Tuesday, January 3, 2012

Shortest Superstring Problem

If I give you a list of words, can you find the shortest string that contains all the words?

I can!

It turns out that this problem is equivalent to TSP, which means there are no polynomial-time algorithms to solve it. However, we can tackle it the same way as we tackle TSP: do the dynamic programming solution, which although slow, is the optimal correct algorithm. There's a trick to it though, which caught me out the first time: if one word is a complete subset of another and does not appear at the beginning or the end (as in the case ['abc', 'b']), the edge traversal principle doesn't work. In cases like these, the smaller word must first be removed from the list. You can see this below with ['germanic', 'german', 'germ']. EDIT: And if two words are the same, they'll both be substrings of each other, but we don't want to remove both of them. Thanks to Werner Lemberg for picking this up in the comments.

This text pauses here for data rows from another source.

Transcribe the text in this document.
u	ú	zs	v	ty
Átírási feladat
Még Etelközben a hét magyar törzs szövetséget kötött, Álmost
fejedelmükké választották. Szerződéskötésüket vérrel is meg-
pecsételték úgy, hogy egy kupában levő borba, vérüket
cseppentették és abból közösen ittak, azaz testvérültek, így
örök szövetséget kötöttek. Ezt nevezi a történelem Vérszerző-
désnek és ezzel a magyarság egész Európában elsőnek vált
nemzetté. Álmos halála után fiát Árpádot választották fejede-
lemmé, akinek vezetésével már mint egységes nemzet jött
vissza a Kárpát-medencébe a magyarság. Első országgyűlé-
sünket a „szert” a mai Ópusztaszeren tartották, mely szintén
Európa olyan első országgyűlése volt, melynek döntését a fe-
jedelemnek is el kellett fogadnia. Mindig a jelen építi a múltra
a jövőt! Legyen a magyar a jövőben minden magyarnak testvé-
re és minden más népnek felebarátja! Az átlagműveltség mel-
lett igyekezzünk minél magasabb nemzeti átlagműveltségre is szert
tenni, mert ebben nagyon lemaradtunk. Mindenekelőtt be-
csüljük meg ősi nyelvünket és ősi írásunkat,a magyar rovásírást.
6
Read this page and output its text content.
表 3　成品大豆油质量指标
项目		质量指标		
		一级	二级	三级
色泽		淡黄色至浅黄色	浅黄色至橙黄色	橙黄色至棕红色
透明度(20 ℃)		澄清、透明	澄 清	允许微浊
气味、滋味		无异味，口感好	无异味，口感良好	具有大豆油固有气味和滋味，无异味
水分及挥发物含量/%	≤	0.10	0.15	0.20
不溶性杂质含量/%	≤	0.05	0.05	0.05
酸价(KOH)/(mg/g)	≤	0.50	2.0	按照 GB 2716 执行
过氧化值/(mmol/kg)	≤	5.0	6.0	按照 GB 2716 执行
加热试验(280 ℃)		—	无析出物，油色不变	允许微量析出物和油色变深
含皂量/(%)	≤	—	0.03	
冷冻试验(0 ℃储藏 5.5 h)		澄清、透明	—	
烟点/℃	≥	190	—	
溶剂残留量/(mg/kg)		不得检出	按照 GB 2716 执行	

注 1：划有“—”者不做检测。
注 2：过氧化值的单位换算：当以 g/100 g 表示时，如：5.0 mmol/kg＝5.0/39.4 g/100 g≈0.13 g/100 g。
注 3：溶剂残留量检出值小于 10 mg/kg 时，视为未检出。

For once, some neat code. What's going on???

all_words = ['ginger', 'german', 'minutes', 'testing', 'tingling', 'minor', 'testicle', 'manage', 'guilt', 'germanic', 'normal', 'malt', 'german', 'germ']
all_N = len(all_words)

words = []

# remove strings which are substrings of others
for i in xrange(all_N):
    for j in xrange(all_N):
        if i != j and all_words[i] != all_words[j] and all_words[i] in all_words[j]:
            break
    else:
        words.append(all_words[i])

N = len(words)
        
 
# determine the numerical overlap between two strings a,b
def overlap(a, b):
    best = 0
    for i in xrange(1, min(len(a), len(b))+1):
        if b.startswith(a[-i:]):
            best = i
    return best
 
 
cost = [[None] * N for _ in xrange(N)]
# Precompute edge costs
# for every pair of words with indices u,v
for u in xrange(N):
    for v in xrange(N):
        # work out the best compressed concatenation you can make with u then v
        cost[u][v] = len(words[u]) + len(words[v]) - overlap(words[u], words[v])
 
                 
cache = {}
backtrace = {}
                 
# top-down DP
def solve(used, last):
    if (used,last) not in cache:
     
        bestCost = 0
        bestOption = None
 
        # the base case is when used == 0. using no words, the optimal solution is of length 0
        if used != 0:
         
            bestCost = float('inf')
         
            # for each word we can use
            for i in xrange(N):
                 
                # if the word is as yet unused
                if (1 << i) & used:
                 
                    # calc the cost of using it
                    newCost = cost[i][last] + solve(used & ~(1<<i), i)
                     
                    # if we've reached a new best solution, update stuff
                    if newCost < bestCost:
                        bestCost = newCost
                        bestOption = i
         
        # cache stuff
        cache[(used, last)] = bestCost
        backtrace[(used, last)] = bestOption
     
    return cache[(used, last)]
 
 
# run it for all possible starting cases
bestCost = float('inf')
bestOption = None
for i in xrange(N):
    cur = solve(((1<<N)-1) & ~(1<<i), i)
    if cur < bestCost:
        bestCost = cur
        bestOption = i
 
 
# reconstruct the words that were used
soln = []
used = (1<<N) - 1
last = bestOption
while last is not None:
    soln.append(words[last])
    used &= ~(1<<last)
    last = backtrace[(used, last)]
soln.reverse()
 
 
# now compress the words of the solution into the final string
cur = soln[0]
for i in xrange(1, N):
    cur += soln[i][overlap(cur, soln[i]):]
print cur

The output is minutestinglingingermanicminormaltmanageguiltesticle. Fascinating stuff, I know.